生ぬるい少量の液体が耀の首を濡らす。そのすべてを受け止められるように、と、麻の頭を丸ごと包み込み、耀はその髪をそっと撫でた。麻は彼に身を任せたまま、ぐすぐすと涙を流した。悔しさ、悲しさ、怒り、今まで背負ってきた疲労と苦しみ。そのすべてを涙で洗い流すかのように、麻は泣いた。あるだけの声と体力を使い、とにかく涙として外へ流す。その行為は、快楽に近い快感を心に招いた。
「……ん、ありがとう。もう大丈夫」
「そう」
一言だけ言う。それを確認した麻は微笑み、シャワーを浴びるからとシーツを細い体に巻きつけそそくさと部屋を出て行った。取り残された耀はベッドに体を預けたまま、深く考え込んでいた。
麻は自分を見てなどいない。恐らく、陽でも耀でもない誰かを心の底から深く愛しているのだろう。だが、その‘誰か’は二度と会えない‘誰か’なのだ。麻も薄々諦めがついてきているに違いない。耀は何故かしら大きな怒りを抱いていた。

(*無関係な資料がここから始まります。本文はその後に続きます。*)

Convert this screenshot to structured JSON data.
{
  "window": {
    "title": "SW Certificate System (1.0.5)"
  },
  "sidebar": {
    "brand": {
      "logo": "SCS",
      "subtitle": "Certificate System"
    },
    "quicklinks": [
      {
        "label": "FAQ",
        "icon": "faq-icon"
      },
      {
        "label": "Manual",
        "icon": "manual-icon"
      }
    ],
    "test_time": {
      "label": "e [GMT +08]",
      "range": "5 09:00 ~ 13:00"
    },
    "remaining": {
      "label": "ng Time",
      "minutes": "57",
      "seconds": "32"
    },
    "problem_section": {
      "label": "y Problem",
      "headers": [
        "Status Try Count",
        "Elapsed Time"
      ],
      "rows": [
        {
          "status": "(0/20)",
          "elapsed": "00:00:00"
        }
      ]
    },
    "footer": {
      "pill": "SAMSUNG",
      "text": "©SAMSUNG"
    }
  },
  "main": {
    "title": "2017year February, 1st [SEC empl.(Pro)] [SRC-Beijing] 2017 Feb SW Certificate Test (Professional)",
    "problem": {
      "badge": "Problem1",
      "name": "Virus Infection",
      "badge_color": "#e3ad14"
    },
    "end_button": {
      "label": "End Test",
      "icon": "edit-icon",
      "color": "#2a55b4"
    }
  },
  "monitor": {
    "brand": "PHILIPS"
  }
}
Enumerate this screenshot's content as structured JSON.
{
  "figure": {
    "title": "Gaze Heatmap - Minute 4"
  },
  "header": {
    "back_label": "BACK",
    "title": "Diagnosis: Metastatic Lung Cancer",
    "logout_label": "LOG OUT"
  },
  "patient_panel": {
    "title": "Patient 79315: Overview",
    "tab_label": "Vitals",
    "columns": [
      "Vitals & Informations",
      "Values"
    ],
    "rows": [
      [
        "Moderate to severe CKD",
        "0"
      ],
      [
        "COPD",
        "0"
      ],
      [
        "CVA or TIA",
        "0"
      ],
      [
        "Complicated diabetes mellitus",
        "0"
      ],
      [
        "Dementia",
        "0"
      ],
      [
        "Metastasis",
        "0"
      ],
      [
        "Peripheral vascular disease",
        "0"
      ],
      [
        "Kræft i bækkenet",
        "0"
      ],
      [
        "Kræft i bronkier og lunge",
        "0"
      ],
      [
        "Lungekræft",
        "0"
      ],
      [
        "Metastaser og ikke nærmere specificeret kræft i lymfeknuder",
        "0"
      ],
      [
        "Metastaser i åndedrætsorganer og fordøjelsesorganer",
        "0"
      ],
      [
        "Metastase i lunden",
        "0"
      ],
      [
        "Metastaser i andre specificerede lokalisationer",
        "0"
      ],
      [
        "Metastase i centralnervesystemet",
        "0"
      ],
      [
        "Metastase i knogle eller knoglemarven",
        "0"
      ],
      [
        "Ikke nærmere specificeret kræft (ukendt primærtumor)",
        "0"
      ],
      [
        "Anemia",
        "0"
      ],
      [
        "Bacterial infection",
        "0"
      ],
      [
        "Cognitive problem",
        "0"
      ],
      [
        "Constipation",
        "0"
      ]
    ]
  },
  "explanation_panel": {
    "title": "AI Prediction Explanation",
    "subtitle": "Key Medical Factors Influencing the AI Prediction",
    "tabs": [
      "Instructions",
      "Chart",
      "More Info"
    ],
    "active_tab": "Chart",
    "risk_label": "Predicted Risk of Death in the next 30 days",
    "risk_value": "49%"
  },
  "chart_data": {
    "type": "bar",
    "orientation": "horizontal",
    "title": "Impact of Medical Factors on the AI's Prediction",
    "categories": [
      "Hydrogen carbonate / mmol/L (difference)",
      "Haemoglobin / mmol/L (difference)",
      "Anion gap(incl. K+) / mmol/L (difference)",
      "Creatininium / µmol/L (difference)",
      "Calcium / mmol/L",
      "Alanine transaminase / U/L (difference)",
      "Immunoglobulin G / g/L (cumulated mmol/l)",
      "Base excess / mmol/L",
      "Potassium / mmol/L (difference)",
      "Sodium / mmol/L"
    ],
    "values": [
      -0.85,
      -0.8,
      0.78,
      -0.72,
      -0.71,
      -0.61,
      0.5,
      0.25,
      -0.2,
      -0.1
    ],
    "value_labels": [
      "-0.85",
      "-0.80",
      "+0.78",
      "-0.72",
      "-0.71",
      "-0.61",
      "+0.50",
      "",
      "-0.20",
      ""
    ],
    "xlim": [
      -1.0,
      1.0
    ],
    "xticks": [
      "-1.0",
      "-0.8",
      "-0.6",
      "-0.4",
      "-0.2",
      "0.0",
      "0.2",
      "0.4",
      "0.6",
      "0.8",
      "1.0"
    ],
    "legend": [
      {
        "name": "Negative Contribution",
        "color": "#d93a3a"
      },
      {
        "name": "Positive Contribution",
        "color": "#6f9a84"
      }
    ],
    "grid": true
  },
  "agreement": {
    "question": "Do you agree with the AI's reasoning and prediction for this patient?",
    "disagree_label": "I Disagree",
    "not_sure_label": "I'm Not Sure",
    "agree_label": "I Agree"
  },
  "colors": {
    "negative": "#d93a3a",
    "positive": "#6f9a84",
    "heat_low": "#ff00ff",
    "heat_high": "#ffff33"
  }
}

それが嫉妬心だったとは知るよしもなく、彼は苛立ちと不安をぐるぐるとめぐらせたままでいた。麻は一体、あの儚げな瞳で何を見ているというのだろう。あの娘は実は快楽など求めていないのではないのだろうか。快楽ではなく、自らを守護してくれる愛が欲しいのかもしれない。果たして、自分は彼女にどれだけの安心と愛情を注ぐことができるのだろう。心から愛しているということを露見できない身の上で、どうしてそんなことができようか。麻は半ば、自分たちに体を捧げてさえいる。彼女だって望んで売られてきたわけではないはずなのだ。自分は黙って去るべきなのだろうか。否、それとも外側だけでも、彼女に想いを寄せてしまった者として彼女の寂しさを満たす役割を受け入れるべきなのか。どうしようもない悲しみと口惜しさが、体中からこみ上げるようだった。